How AgentPKI verification works

1. The problem

AI agents are increasingly browsing, calling, and acting on people's behalf — booking appointments, answering customer questions, scraping prices, making payments. There's been no standard way to verify which agents are real, who runs them, and what they're allowed to do.

Anyone can spin up a bot and label it "Anthropic's customer-support agent" or "Stripe's billing agent." Without cryptography, you have no way to tell.

2. The analogy

AgentPKI works like HTTPS for the web. Websites only show a padlock if they obtained an SSL certificate. AgentPKI only shows a verified badge if the agent operator registered a cryptographic passport with an issuer that AgentPKI recognizes.

Just like HTTPS doesn't say "this website is good" — it just says "this website is who it claims to be and the connection is secure" — AgentPKI's verification means the agent's identity is real and traceable. Not that you should trust the agent.

3. Three result states

When you check an agent at agentpki.dev/check, you get one of three answers:

4. Why most agents are unverified today

AgentPKI launched in June 2026 as an open standard. Adoption takes time, just as the early web had almost no HTTPS sites in 1995 and now nearly all of them do.

Today, the vast majority of AI agents have not yet registered with AgentPKI. So most checks return "Unverified". As adoption grows over the next several months and years, "Verified" will become more common and "Unverified" rarer.

In the meantime, the "Unverified" answer is still useful — it tells you the agent has not proven who it is, so you should apply normal caution.

5. What "Verified" guarantees and doesn't guarantee

Verification proves identity is real and traceable:

• The agent presented a cryptographic passport.
• An issuer that AgentPKI recognizes signed that passport.
• The passport has not been revoked.
• The signature checks out mathematically.

Verification does NOT mean:

• The agent is endorsed or recommended by AgentPKI.
• The agent is safe for any particular use.
• The agent's operator has good intentions.
• You should share sensitive information with it.

Always use your own judgment. Verification answers "is this who it claims to be?" — not "should I trust it?"

6. What to do if you get "Unverified"

• Don't share sensitive information — passwords, account numbers, social security numbers, payment details.
• Verify through official channels. If the agent claims to be from a company, contact that company directly through its website or known phone number.
• Be skeptical of urgency or payment requests. Common scam tactic: artificial deadlines, "limited time" offers, demands for immediate payment.
• If you believe the agent is a scam, report it from the /check page. Your reports help future users by flagging the identifier in our community database.

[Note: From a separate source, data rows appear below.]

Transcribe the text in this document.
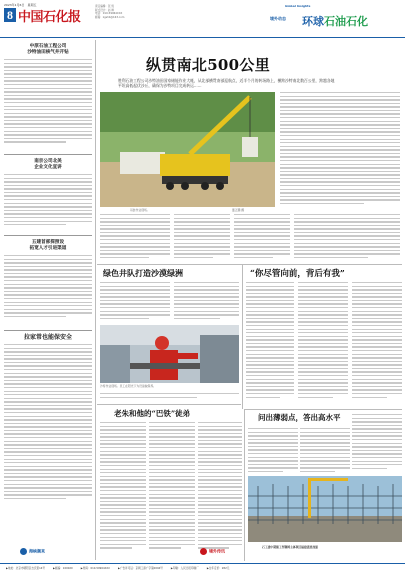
2023年1月6日　星期五
8 中国石化报
责任编辑：张 悦
版式设计：赵 晔
电话：010-59964XXX
邮箱：zgshb@163.com
Global Insights
境外动态 环球石油石化
中原石油工程公司
沙特油田核气井开钻
南京公司北美
企业文化宣讲
五建首部探照设
拓宽人才引进渠道
拉家常也能保安全
纵贯南北500公里
胜利石油工程公司沙特油田国家储能作业大帐，从北部横贯南部巡航点，近半个月的转场路上，横跨沙特南北数百公里，跨越各地平坦高低起伏沙丘，确保为沙特项目完成转运……
吊装作业现场。	董正鹏 摄
绿色井队打造沙漠绿洲
沙特作业现场。员工在阳光下为设备做保养。
“你尽管向前，背后有我”
老朱和他的“巴铁”徒弟	问出薄弱点，答出高水平
石工建中期储工作钢网主体项目福建进展加速
海峡潮来	境外传讯
▶地址：北京市朝阳区吉庆里14号	▶邮编：100020	▶传真：010-59964XXX	▶广告许可证：京朝工商广字第0094号	▶印刷：人民日报印刷厂	▶全年定价：282元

7. How agents get verified

Any operator running an AI agent can register at dashboard.agentpki.dev. The flow is:

1. Sign up with email (magic link, no password).
2. Verify a domain you control (DNS TXT record).
3. Mint an Ed25519 keypair in browser-resident Web Crypto.
4. Publish your issuer key at your-domain/.well-known/agentpki-issuer.json.
5. Use the @agentpki/sdk npm package to mint short-lived passports for your agents.

Once your domain serves the issuer file and your passports are signed, every /v1/verify call against your agent's passport returns Verified.

8. The open standard

AgentPKI is open source, MIT/Apache 2.0 licensed, and built on a public protocol. The spec is at agentpki.dev/spec/v0.1. Anyone can implement verification themselves; the verifier service at verify.agentpki.dev is just one implementation — a reference. You can run your own verifier from the source at github.com/agentpki/verifier.

There is no vendor lock-in, no per-call fee, no proprietary protocol. AgentPKI is designed to be the way the internet identifies AI agents the way HTTPS is the way the internet secures connections.